Program administrators repeatedly identified family-centered decision-making and community-based services as critical factors in successfully returning children to family settings. Family-centered decision-making requires professionals to not only take the family's perspectives into consideration but to actually let the family identify problems and propose remedies for themselves. Although family-centered decision-making is central to wraparound philosophy, in practice, it may be one of the most difficult aspects of the program to implement. This difficulty arises partly because the philosophy is a departure from traditional decision-making processes that rely almost exclusively on professionals. The family-centered approach to problem solving necessitates that professionals accept a certain degree of risk in relinquishing complete control over the decision-making process. To some extent, professionals have had trouble accepting the idea that, in terms of the families' needs, expertise resides with the family. For many, especially more seasoned professionals, this practice reorientation has required extensive and ongoing training.
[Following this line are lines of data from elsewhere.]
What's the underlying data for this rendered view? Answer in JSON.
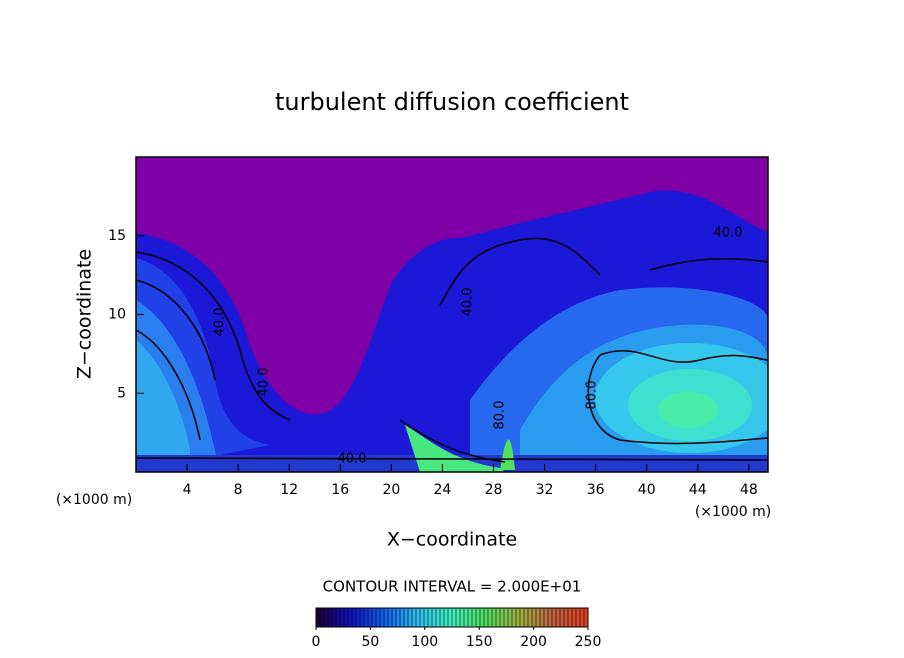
{
  "chart_data": {
    "type": "contour",
    "title": "turbulent diffusion coefficient",
    "x_label": "X−coordinate",
    "y_label": "Z−coordinate",
    "x_unit": "(×1000 m)",
    "y_unit": "(×1000 m)",
    "xlim": [
      0,
      49.5
    ],
    "xticks": [
      4,
      8,
      12,
      16,
      20,
      24,
      28,
      32,
      36,
      40,
      44,
      48
    ],
    "ylim": [
      0,
      20
    ],
    "yticks": [
      5,
      10,
      15
    ],
    "contour_interval_label": "CONTOUR INTERVAL = 2.000E+01",
    "contour_labels": [
      "40.0",
      "80.0",
      "40.0",
      "40.0",
      "40.0",
      "40.0",
      "80.0"
    ],
    "colorbar": {
      "lim": [
        0,
        250
      ],
      "ticks": [
        0,
        50,
        100,
        150,
        200,
        250
      ],
      "colors": [
        "#1a0033",
        "#1010c0",
        "#1060f0",
        "#30c0f0",
        "#40f0c0",
        "#50e060",
        "#a0b040",
        "#c06040",
        "#e04020"
      ]
    }
  }
}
A major advantage of flexible service timeframes is that it allows family functioning to guide decisions regarding the duration of services. But despite flexible timeframes, wraparound services do eventually end. To maintain ongoing supportive services for the family, it is essential that the program rely on community-based services and informal supports (e.g., extended family, friends, neighbors, community recreation centers). Reliance on community resources, however, requires a substantial commitment of staff time to building their knowledge of resources, developing relationships with community service providers, and actively linking families to community agencies. Furthermore, staff must develop skills to effectively interact with members of the family's informal and formal support systems and devote time to engaging these people in providing support to the family.
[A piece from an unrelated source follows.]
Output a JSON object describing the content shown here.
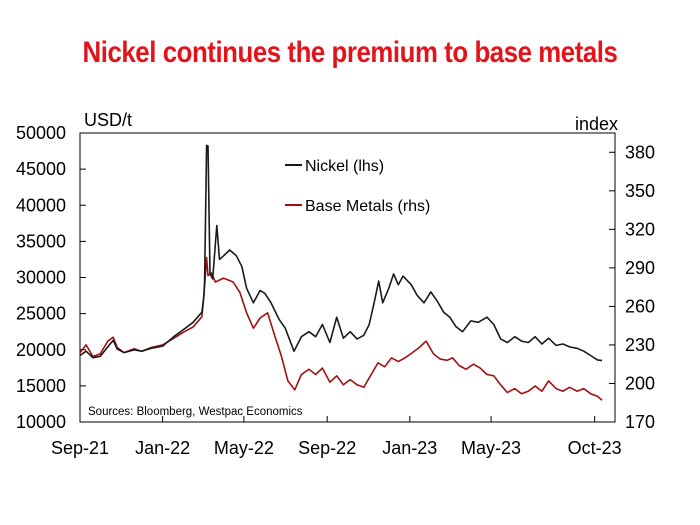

Furthermore, the program's reliance on community resources may make its success partially dependent on whether a range of services actually exists in the community. In Santa Clara County, primary wraparound services -- in-home family support, 24-hour access to wraparound staff, and limited financial assistance -- are provided directly by the program. A second tier of supportive services -- parent support groups and youth mentoring -- is offered by paraprofessionals. The most commonly used community resources include mental health agencies, community schools, and youth centers. Provision of this mix of services has assisted many children to reunify with their biological families or live with a foster family. Statistics provided by the DCFS indicate that of the 268 children served by wraparound services between January 1994 and January 2000, 84 percent (225) were maintained successfully within their families and communities. Wraparound services allow children who would otherwise stay in residential care until they age out of the child welfare system to return to their homes and communities and re-establish a more normal life outside of an institutional setting.
1. The program was visited in October 2000.
2. In October 2000, there were 4,398 dependent children in Santa Clara County's Department of Family and Children's Services care. The racial makeup of this population of children was 50% Hispanic, 27% white, non-Hispanic, 12% Black, and 11% other. One hundred seven of these children were in RCL 12-14 group homes.